Il suo nome ora è: WINNER

Greyhound maschio australiano
Mantello nero 
Altezza: 69 cm al garrese
Data di nascita: 07/02/2006

Arrivato in Italia: 13 marzo 2019
Adottato: 13 marzo 2019

Win’s Easy è un guerriero, sopravvissuto all’inferno di Macao per quasi 13 anni. Il suo sguardo è intriso di tutte le pene che ha patito e della rassegnazione di chi non si aspetta nulla dalla vita. Nulla. Ormai è rassegnato ad ubbidire e tenere duro. 
Ma noi non possiamo dimenticare quella luce nei sui occhi, la luce che li ha illuminati quando lo abbiamo incontrato e dedicato attenzioni …Non ci credeva, non si capacitava che quelle cose così belle stessero accadendo a lui.
Una carezza per lui è stato il paradiso per un secondo…un secondo infinito.  
Questi greyhound di Macao sono dei guerrieri, con una forza che toglie il fiato e una capacità commuovente di tornare a sperare se solo si dà loro una piccola attenzione. 

Win’s Easy merita ora una famiglia che lo faccia sentire rispettato e un Re. 

Win’s Easy è uno dei 12 levrieri fra quelli più anziani al Canidrome (3 sono del 2006, 3 del 2007, 4 del 2008, 2 del 2009) che porteremo in Europa. 

Sei di questi verranno in Italia e sono 

WIN’S EASY – 07/02/06
LUCKY FOREVER – 01/03/06
JOLLIE – 18/01/08
BANCIAO OF KING – 24/03/08
SURF COMET – 10/11/08
PENHA – 01/07/09

Questi super senior si aggiungono ai quattro “anziani” che già arriveranno in Italia: Okay Super, Hot Sal, Sure Sure Sweet e Full House.

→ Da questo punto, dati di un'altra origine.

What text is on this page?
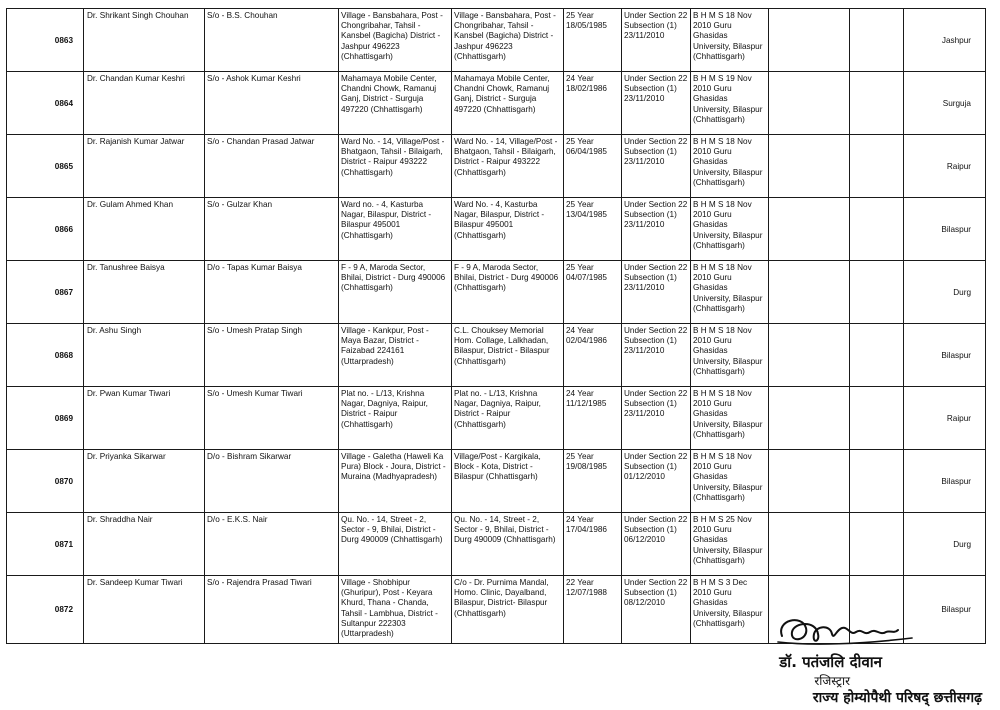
0863	Dr. Shrikant Singh Chouhan	S/o - B.S. Chouhan	Village - Bansbahara, Post - Chongribahar, Tahsil - Kansbel (Bagicha) District - Jashpur 496223 (Chhattisgarh)	Village - Bansbahara, Post - Chongribahar, Tahsil - Kansbel (Bagicha) District - Jashpur 496223 (Chhattisgarh)	25 Year 18/05/1985	Under Section 22 Subsection (1) 23/11/2010	B H M S 18 Nov 2010 Guru Ghasidas University, Bilaspur (Chhattisgarh)			Jashpur
0864	Dr. Chandan Kumar Keshri	S/o - Ashok Kumar Keshri	Mahamaya Mobile Center, Chandni Chowk, Ramanuj Ganj, District - Surguja 497220 (Chhattisgarh)	Mahamaya Mobile Center, Chandni Chowk, Ramanuj Ganj, District - Surguja 497220 (Chhattisgarh)	24 Year 18/02/1986	Under Section 22 Subsection (1) 23/11/2010	B H M S 19 Nov 2010 Guru Ghasidas University, Bilaspur (Chhattisgarh)			Surguja
0865	Dr. Rajanish Kumar Jatwar	S/o - Chandan Prasad Jatwar	Ward No. - 14, Village/Post - Bhatgaon, Tahsil - Bilaigarh, District - Raipur 493222 (Chhattisgarh)	Ward No. - 14, Village/Post - Bhatgaon, Tahsil - Bilaigarh, District - Raipur 493222 (Chhattisgarh)	25 Year 06/04/1985	Under Section 22 Subsection (1) 23/11/2010	B H M S 18 Nov 2010 Guru Ghasidas University, Bilaspur (Chhattisgarh)			Raipur
0866	Dr. Gulam Ahmed Khan	S/o - Gulzar Khan	Ward no. - 4, Kasturba Nagar, Bilaspur, District - Bilaspur 495001 (Chhattisgarh)	Ward No. - 4, Kasturba Nagar, Bilaspur, District - Bilaspur 495001 (Chhattisgarh)	25 Year 13/04/1985	Under Section 22 Subsection (1) 23/11/2010	B H M S 18 Nov 2010 Guru Ghasidas University, Bilaspur (Chhattisgarh)			Bilaspur
0867	Dr. Tanushree Baisya	D/o - Tapas Kumar Baisya	F - 9 A, Maroda Sector, Bhilai, District - Durg 490006 (Chhattisgarh)	F - 9 A, Maroda Sector, Bhilai, District - Durg 490006 (Chhattisgarh)	25 Year 04/07/1985	Under Section 22 Subsection (1) 23/11/2010	B H M S 18 Nov 2010 Guru Ghasidas University, Bilaspur (Chhattisgarh)			Durg
0868	Dr. Ashu Singh	S/o - Umesh Pratap Singh	Village - Kankpur, Post - Maya Bazar, District - Faizabad 224161 (Uttarpradesh)	C.L. Chouksey Memorial Hom. Collage, Lalkhadan, Bilaspur, District - Bilaspur (Chhattisgarh)	24 Year 02/04/1986	Under Section 22 Subsection (1) 23/11/2010	B H M S 18 Nov 2010 Guru Ghasidas University, Bilaspur (Chhattisgarh)			Bilaspur
0869	Dr. Pwan Kumar Tiwari	S/o - Umesh Kumar Tiwari	Plat no. - L/13, Krishna Nagar, Dagniya, Raipur, District - Raipur (Chhattisgarh)	Plat no. - L/13, Krishna Nagar, Dagniya, Raipur, District - Raipur (Chhattisgarh)	24 Year 11/12/1985	Under Section 22 Subsection (1) 23/11/2010	B H M S 18 Nov 2010 Guru Ghasidas University, Bilaspur (Chhattisgarh)			Raipur
0870	Dr. Priyanka Sikarwar	D/o - Bishram Sikarwar	Village - Galetha (Haweli Ka Pura) Block - Joura, District - Muraina (Madhyapradesh)	Village/Post - Kargikala, Block - Kota, District - Bilaspur (Chhattisgarh)	25 Year 19/08/1985	Under Section 22 Subsection (1) 01/12/2010	B H M S 18 Nov 2010 Guru Ghasidas University, Bilaspur (Chhattisgarh)			Bilaspur
0871	Dr. Shraddha Nair	D/o - E.K.S. Nair	Qu. No. - 14, Street - 2, Sector - 9, Bhilai, District - Durg 490009 (Chhattisgarh)	Qu. No. - 14, Street - 2, Sector - 9, Bhilai, District - Durg 490009 (Chhattisgarh)	24 Year 17/04/1986	Under Section 22 Subsection (1) 06/12/2010	B H M S 25 Nov 2010 Guru Ghasidas University, Bilaspur (Chhattisgarh)			Durg
0872	Dr. Sandeep Kumar Tiwari	S/o - Rajendra Prasad Tiwari	Village - Shobhipur (Ghuripur), Post - Keyara Khurd, Thana - Chanda, Tahsil - Lambhua, District - Sultanpur 222303 (Uttarpradesh)	C/o - Dr. Purnima Mandal, Homo. Clinic, Dayalband, Bilaspur, District- Bilaspur (Chhattisgarh)	22 Year 12/07/1988	Under Section 22 Subsection (1) 08/12/2010	B H M S 3 Dec 2010 Guru Ghasidas University, Bilaspur (Chhattisgarh)			Bilaspur
डॉ. पतंजलि दीवान
रजिस्ट्रार
राज्य होम्योपैथी परिषद् छत्तीसगढ़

Ovviamente non possiamo che sperare che ognuno di questi 12 levrieri riuscirà a rimanere in salute fino alla data di partenza.
Per favore inviate loro pensieri positivi e preghiere in modo che possano stare al sicuro e protetti per tutto il tempo che devono ancora aspettare a Macao e durante il viaggio che li porterà a noi.

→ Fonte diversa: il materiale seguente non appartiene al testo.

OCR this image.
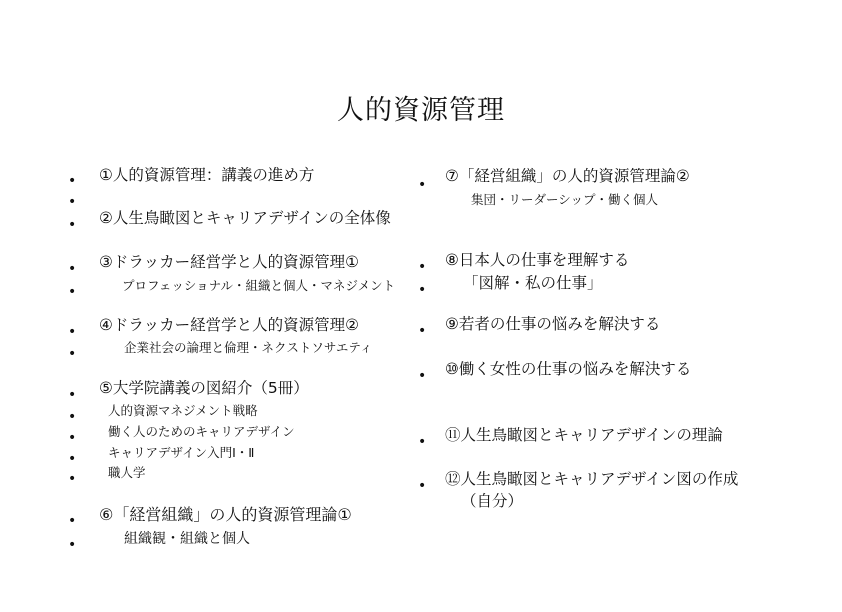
人的資源管理
• ①人的資源管理：講義の進め方
•
• ②人生鳥瞰図とキャリアデザインの全体像
• ③ドラッカー経営学と人的資源管理①
•	プロフェッショナル・組織と個人・マネジメント
• ④ドラッカー経営学と人的資源管理②
•	企業社会の論理と倫理・ネクストソサエティ
• ⑤大学院講義の図紹介（5冊）
•	人的資源マネジメント戦略
•	働く人のためのキャリアデザイン
•	キャリアデザイン入門Ⅰ・Ⅱ
•	職人学
• ⑥「経営組織」の人的資源管理論①
•	組織観・組織と個人
• ⑦「経営組織」の人的資源管理論②
集団・リーダーシップ・働く個人
• ⑧日本人の仕事を理解する
• 「図解・私の仕事」
• ⑨若者の仕事の悩みを解決する
• ⑩働く女性の仕事の悩みを解決する
• ⑪人生鳥瞰図とキャリアデザインの理論
• ⑫人生鳥瞰図とキャリアデザイン図の作成
（自分）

Non vediamo l’ora di accoglierli e far assaporare loro il calore di una famiglia amorevole.
Dita incrociate!

Win’s easy è arrivato in Italia 13 marzo 2019.

Win’s Easy. Un guerriero baciato dal sole

South West Australia. 7 febbraio 2006. Nove piccoli cuccioli di greyhound vengono al mondo. Sono sette maschi e due femmine, sono nove teneri e dolci cucciolotti, ma non illudetevi, non è questo quello che interessa ai loro proprietari. Quello che conta è che sono figli di campioni, Berrie’s Lass e Hallucinate, e con due genitori così forse lo saranno anche loro. Ma di nuovo, non illudetevi, di questi cuccioli si perderà presto ogni traccia, ad alcuni di loro non spetterà nemmeno un nome, alcuni di loro forse, quasi certamente, non avranno una lunga vita, semplicemente sprofonderanno nell’oblio, nessuno saprà di loro, nessuno li ricorderà. Per quale motivo? Sempre il solito, non vincere abbastanza.

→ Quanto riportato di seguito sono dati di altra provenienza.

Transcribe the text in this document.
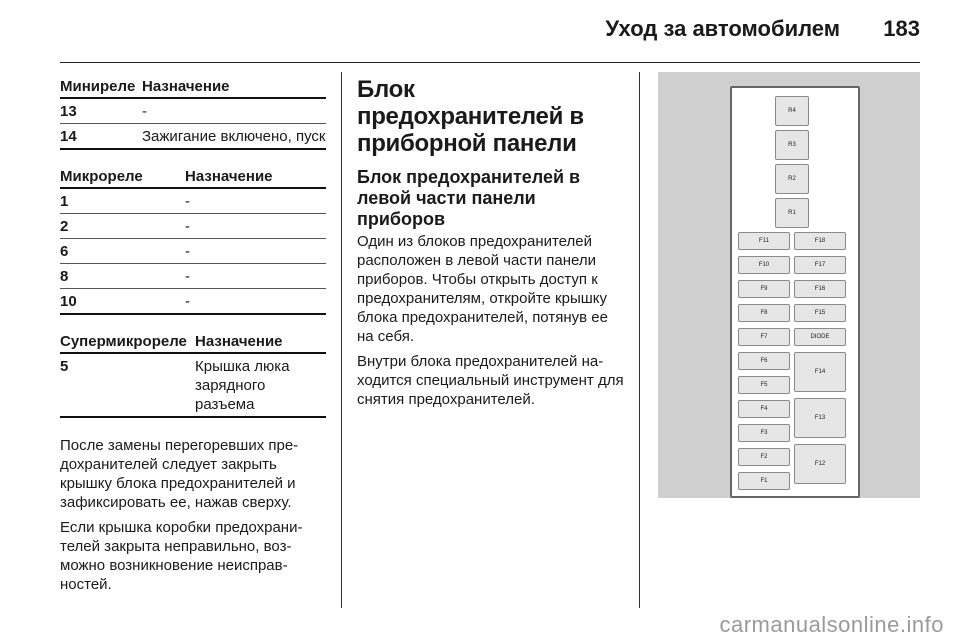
Уход за автомобилем 183
Минирелe	Назначение
13	-
14	Зажигание включено, пуск
Микрореле	Назначение
1	-
2	-
6	-
8	-
10	-
Супермикрореле	Назначение
5	Крышка люка зарядного разъема

После замены перегоревших пре-дохранителей следует закрыть крышку блока предохранителей и зафиксировать ее, нажав сверху.

Если крышка коробки предохрани-телей закрыта неправильно, воз-можно возникновение неисправ-ностей.

Блок предохранителей в приборной панели
Блок предохранителей в левой части панели приборов

Один из блоков предохранителей расположен в левой части панели приборов. Чтобы открыть доступ к предохранителям, откройте крышку блока предохранителей, потянув ее на себя.

Внутри блока предохранителей на-ходится специальный инструмент для снятия предохранителей.

R4
R3
R2
R1
F11
F10
F9
F8
F7
F6
F5
F4
F3
F2
F1
F18
F17
F16
F15
DIODE
F14
F13
F12
carmanualsonline.info
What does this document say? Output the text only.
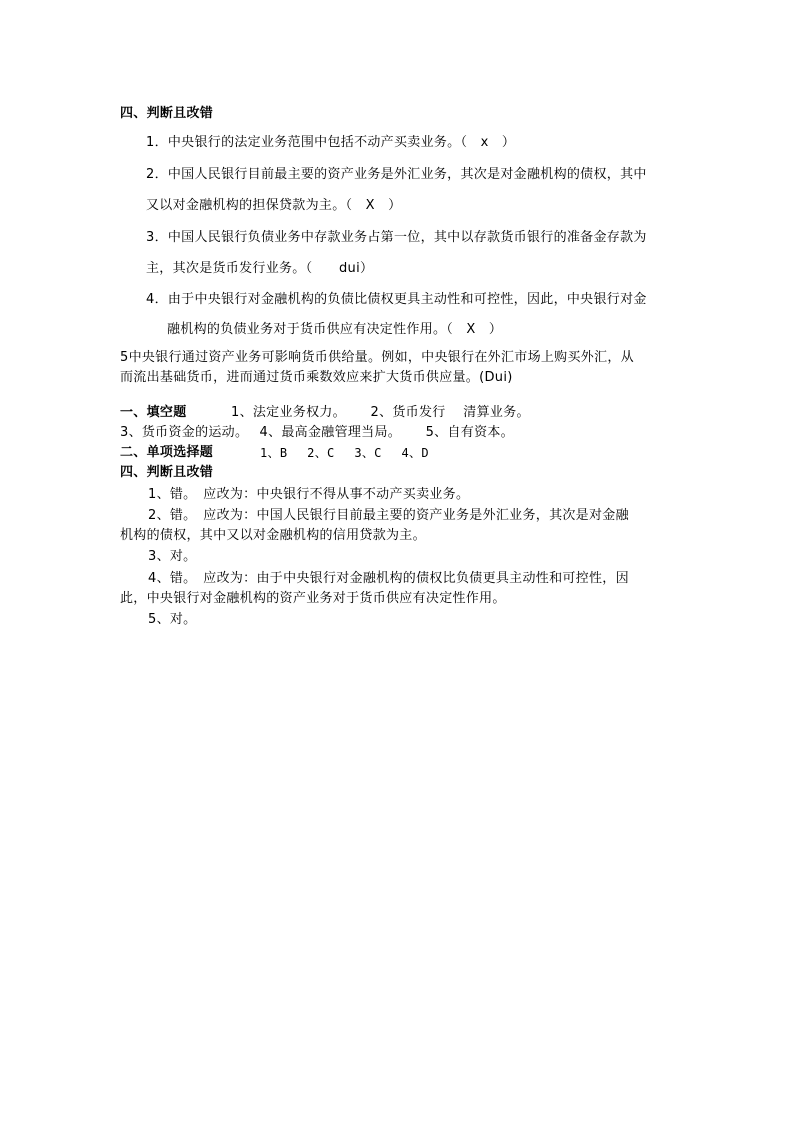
四、判断且改错
1．中央银行的法定业务范围中包括不动产买卖业务。（　x　）
2．中国人民银行目前最主要的资产业务是外汇业务，其次是对金融机构的债权，其中
又以对金融机构的担保贷款为主。（　X　）
3．中国人民银行负债业务中存款业务占第一位，其中以存款货币银行的准备金存款为
主，其次是货币发行业务。（　　dui）
4．由于中央银行对金融机构的负债比债权更具主动性和可控性，因此，中央银行对金
融机构的负债业务对于货币供应有决定性作用。（　X　）
5中央银行通过资产业务可影响货币供给量。例如，中央银行在外汇市场上购买外汇，从
而流出基础货币，进而通过货币乘数效应来扩大货币供应量。(Dui)
一、填空题	1、法定业务权力。　　 2、货币发行　 清算业务。
3、货币资金的运动。　 4、最高金融管理当局。　　 5、自有资本。
二、单项选择题	1、B　 2、C　 3、C　 4、D
四、判断且改错
1、错。　应改为：中央银行不得从事不动产买卖业务。
2、错。　应改为：中国人民银行目前最主要的资产业务是外汇业务，其次是对金融
机构的债权，其中又以对金融机构的信用贷款为主。
3、对。
4、错。　应改为：由于中央银行对金融机构的债权比负债更具主动性和可控性，因
此，中央银行对金融机构的资产业务对于货币供应有决定性作用。
5、对。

Vi starete domandando: e quelli che vincevano? Beh, per loro c’era in serbo qualcosa di altrettanto terribile, qualcosa che forse era ben peggio della morte… essere spediti al Cinodromo di Macao, l’inferno in terra per un greyhound. Ed è qui che incontriamo il nostro eroe.

Win’s Easy è sopravvissuto per quasi tredici anni a Macao. La sua prima gara di cui abbiamo traccia risale al 2008. Da quel momento ha sempre e solo corso, ben centoquarantasette gare.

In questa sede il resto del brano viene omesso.